When the twins left Scarlett standing on the porch of Tara and the last sound of flying hooves had died away, she went back to her chair like a sleepwalker.
Her face felt stiff as from pain and her mouth actually hurt from having stretched it, unwillingly, in smiles to prevent the twins from learning her secret.
She sat down wearily, tucking one foot under her, and her heart swelled up with misery, until it felt too large for her bosom.
It beat with odd little jerks; her hands were cold, and a feeling of disaster oppressed her.
There was pain and bewilderment in her face, the bewilderment of a pampered child who has always had her own way for the asking and who now, for the first time, was in contact with the unpleasantness of life.
Ashley to marry Melanie Hamilton!
Oh, it couldn't be true! The twins were mistaken. They were playing one of their cruel jokes on her. Ashley couldn't be in love with her. Nobody could, not with a mousy little person like Melanie.
Scarlett recalled with contempt Melanie's thin childish figure, her serious heart-shaped face that was plain almost to homeliness. And Ashley couldn't have seen her in months.
He hadn't been in Atlanta more than twice since the house party he gave last year at Twelve Oaks.
No, Ashley couldn't be in love with Melanie, because--oh, she couldn't be mistaken!--because he was in love with her! She, Scarlett, was the one he loved--she knew it!
Scarlett heard Mammy's lumbering tread shaking the floor of the hall and she hastily untucked her foot and tried to rearrange her face in more placid lines. It would not do for Mammy to suspect that anything was wrong.
Mammy felt that she owned the O'Hara's, body and soul, that their secrets were her secrets; and even a hint of a mystery was enough to set her upon the trail as relentlessly as a bloodhound.
Scarlett knew from experience that, if Mammy's curiosity were not immediately satisfied, she would take up the matter with Ellen, and then Scarlett would be forced to reveal everything to her mother, or think up some plausible lie.
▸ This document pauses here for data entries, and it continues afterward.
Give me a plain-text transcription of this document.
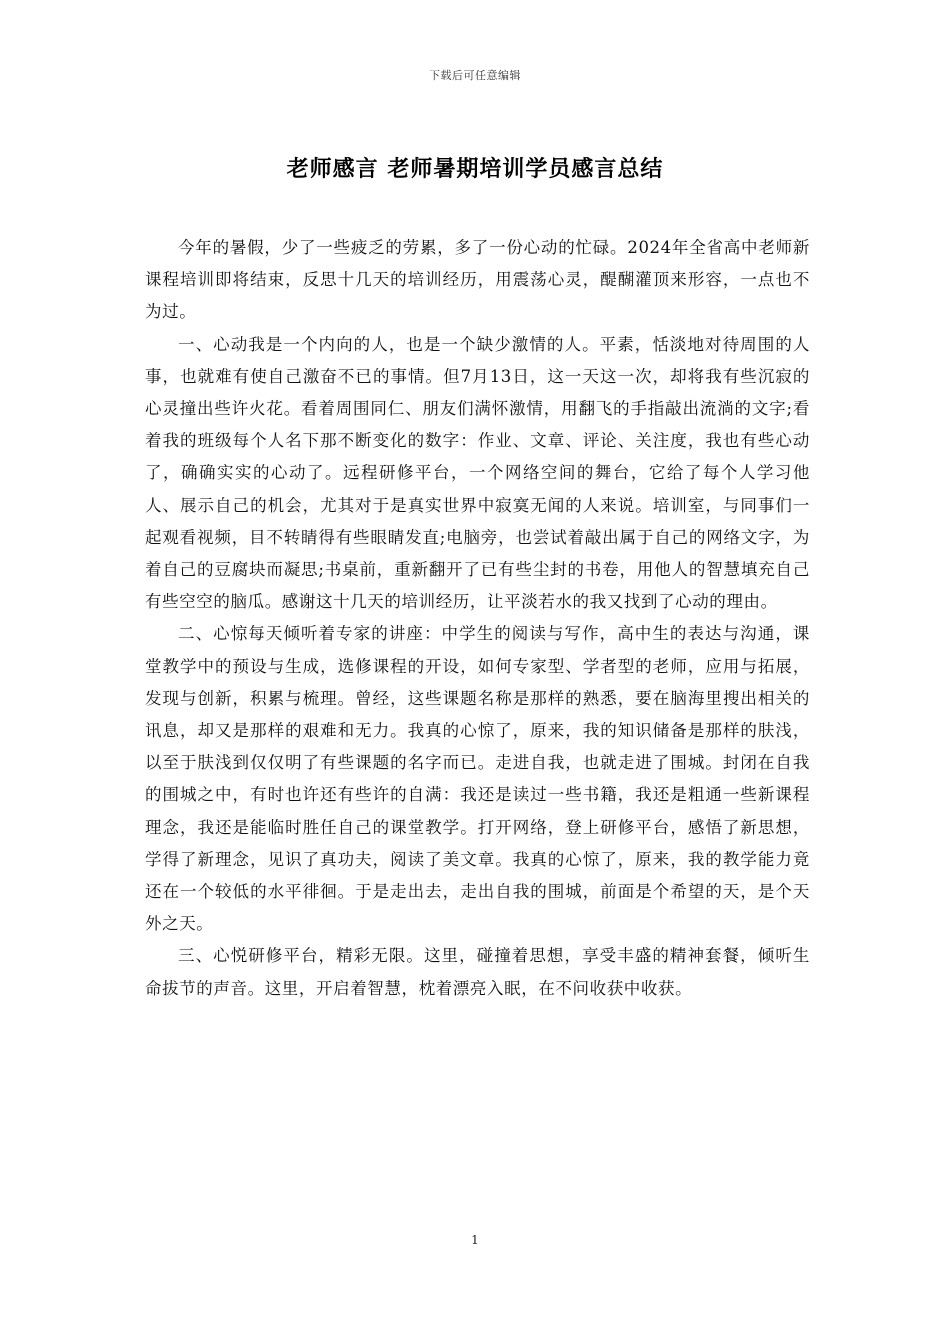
下载后可任意编辑
老师感言 老师暑期培训学员感言总结

今年的暑假，少了一些疲乏的劳累，多了一份心动的忙碌。2024年全省高中老师新课程培训即将结束，反思十几天的培训经历，用震荡心灵，醍醐灌顶来形容，一点也不为过。

一、心动我是一个内向的人，也是一个缺少激情的人。平素，恬淡地对待周围的人事，也就难有使自己激奋不已的事情。但7月13日，这一天这一次，却将我有些沉寂的心灵撞出些许火花。看着周围同仁、朋友们满怀激情，用翻飞的手指敲出流淌的文字;看着我的班级每个人名下那不断变化的数字：作业、文章、评论、关注度，我也有些心动了，确确实实的心动了。远程研修平台，一个网络空间的舞台，它给了每个人学习他人、展示自己的机会，尤其对于是真实世界中寂寞无闻的人来说。培训室，与同事们一起观看视频，目不转睛得有些眼睛发直;电脑旁，也尝试着敲出属于自己的网络文字，为着自己的豆腐块而凝思;书桌前，重新翻开了已有些尘封的书卷，用他人的智慧填充自己有些空空的脑瓜。感谢这十几天的培训经历，让平淡若水的我又找到了心动的理由。

二、心惊每天倾听着专家的讲座：中学生的阅读与写作，高中生的表达与沟通，课堂教学中的预设与生成，选修课程的开设，如何专家型、学者型的老师，应用与拓展，发现与创新，积累与梳理。曾经，这些课题名称是那样的熟悉，要在脑海里搜出相关的讯息，却又是那样的艰难和无力。我真的心惊了，原来，我的知识储备是那样的肤浅，以至于肤浅到仅仅明了有些课题的名字而已。走进自我，也就走进了围城。封闭在自我的围城之中，有时也许还有些许的自满：我还是读过一些书籍，我还是粗通一些新课程理念，我还是能临时胜任自己的课堂教学。打开网络，登上研修平台，感悟了新思想，学得了新理念，见识了真功夫，阅读了美文章。我真的心惊了，原来，我的教学能力竟还在一个较低的水平徘徊。于是走出去，走出自我的围城，前面是个希望的天，是个天外之天。

三、心悦研修平台，精彩无限。这里，碰撞着思想，享受丰盛的精神套餐，倾听生命拔节的声音。这里，开启着智慧，枕着漂亮入眠，在不问收获中收获。

1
Mammy emerged from the hall, a huge old woman with the small, shrewd eyes of an elephant. She was shining black, pure African, devoted to her last drop of blood to the O'Hara's, Ellen's mainstay, the despair of her three daughters, the terror of the other house servants.
Mammy was black, but her code of conduct and her sense of pride were was high as or higher than those of her owners. She had been raised in the bedroom of Solange Robillard, Ellen O'Hara's mother, a dainty, cold, high-nosed Frenchwoman, who spared neither her children nor her servants their just punishment for any infringement of decorum.
She had been Ellen's mammy and had come with her from Savannah to the up-country when she married.